We now understand the structure of One Flat Thing, reproduced (OFTr) as a form of counterpoint that is created through the interaction of its three systems of organization: movement material, cueing, and alignments. At the beginning of this project those systems had a variety of names, the precise characteristics of which were hard to articulate. It took a collective effort to catalog and interpret the work as a totality. At the center of that effort and understanding is the data of Synchronous Objects.

The process of decoding OFTr was a creative dialog that dilated between insider accounts and outside observation, analytical needs and aesthetic interests. It was a profoundly creative and collective endeavor conducted over three years in close collaboration with William Forsythe and dancers Jill Johnson, Christopher Roman, and Elizabeth Waterhouse.

As we came to fully understand the counterpoint that unfolds in OFTr, we worked to devise methods for quantifying it in the data and expressing it in the objects. We identified what structures were in the dance; gathered the relevant data and found a way to both store and access it; considered multiple ways of understanding the dance; and then standardized terminologies. This effort produced two key sets of data: spatial data taken from our source video of the dance and attribute data gleaned from dancer accounts.

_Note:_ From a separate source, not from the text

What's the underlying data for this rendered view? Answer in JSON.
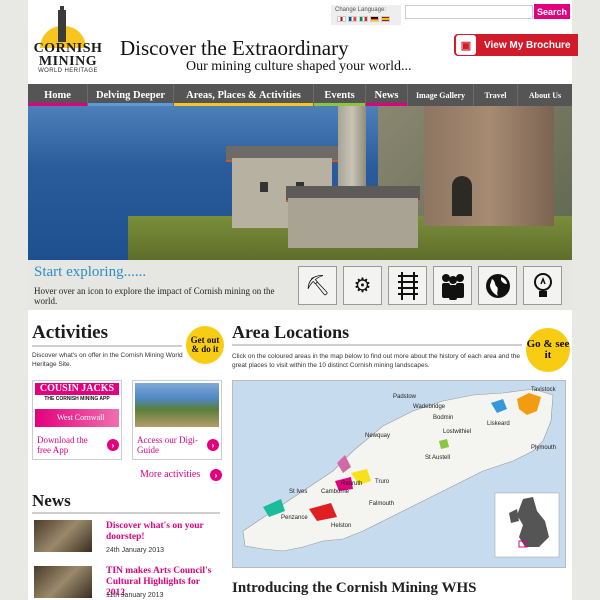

You can read more about those sets of data in the column to the right.

Our goal in gathering spatial and attribute data was to discover patterns of organization that we could use to create the objects featured on this site. We weren’t concerned with documenting or reconstructing the dance for the stage, nor were we concerned with purely scientific questions. Instead we worked with the Forsythe Company to unearth the choreographic building blocks of OFTr, quantify them, and repurpose this information visually and qualitatively. As in many forms of inquiry, quantification requires a reductive process that necessarily obscures certain aspects of knowledge (the dancers’ intentions, performance quality, and kinesthetic awareness) in order to reveal others (in this case, choreographic structure). We drew from the methodologies of many disciplines—dance, design, computer graphics, geography, and statistics—and invented new methods when needed.

Spatial Data
Our animators generated location coordinates of the dancers by tracking a single point on each dancer in both the top and front views of the source video of OFTr. By combining the coordinates from both views we were able to generate a three-dimensional data point for each dancer’s location at every moment of the dance. Many objects, including Movement Density, Generative Drawing Tool, and Cue Visualizer, make use of this spatial data to visualize the choreographic structures of OFTr.

Attribute Data
This data set is built from the dancers’ firsthand accounts. We cataloged when dancers said they gave or received a cue, what alignments they were aware of (called sync-ups), when they were improvising, and what themes they were performing in every second of the dance. When dancers’ accounts differed, we made a determination based on other data and our own observations. The attribute data catalogs the three systems of the dance: movement material, cues, and alignments.

Movement Material: In their accounts dancers noted when they performed a theme (set choreographic sequence) and when they improvised. We recorded the theme name and its duration. We then analyzed these in relation to the accounts of our project advisors and other performers in the company. We had many discussions about terminology and decided that for clarity’s sake we would number these themes (T1, T2, T3, etc.) based on when they first appear in our source video of the dance.

Cues: We noted when a dancer is giving a cue for another dancer to move and who is receiving it. We also made note of any performative nuances mentioned by the dancers in their accounts.

Alignments: The entire system of alignments was not quantified in the attribute data as it is based more on observation and Forsythe’s choreographic eye than on dancer accounts. There is a subset of alignments, sync-ups, that the dancers were aware of because they had been instructed to insert a specific alignment at a precise moment. Because they were contained in the dancers’ firsthand accounts, sync-ups are quantified in the attribute data. While not quantified, other alignments that Forsythe uses in OFTr are annotated in the Alignment Annotation object as well as the Full Video Score.

Because we focused on the dance as a choreographic resource—rather than scoring it for the purposes of preservation—we were empowered to take this rigorous process of data collection into new creative spaces. We hope our choices, aesthetic and analytic, generate new possibilities for ongoing creativity and research, both in the studio and in the lab.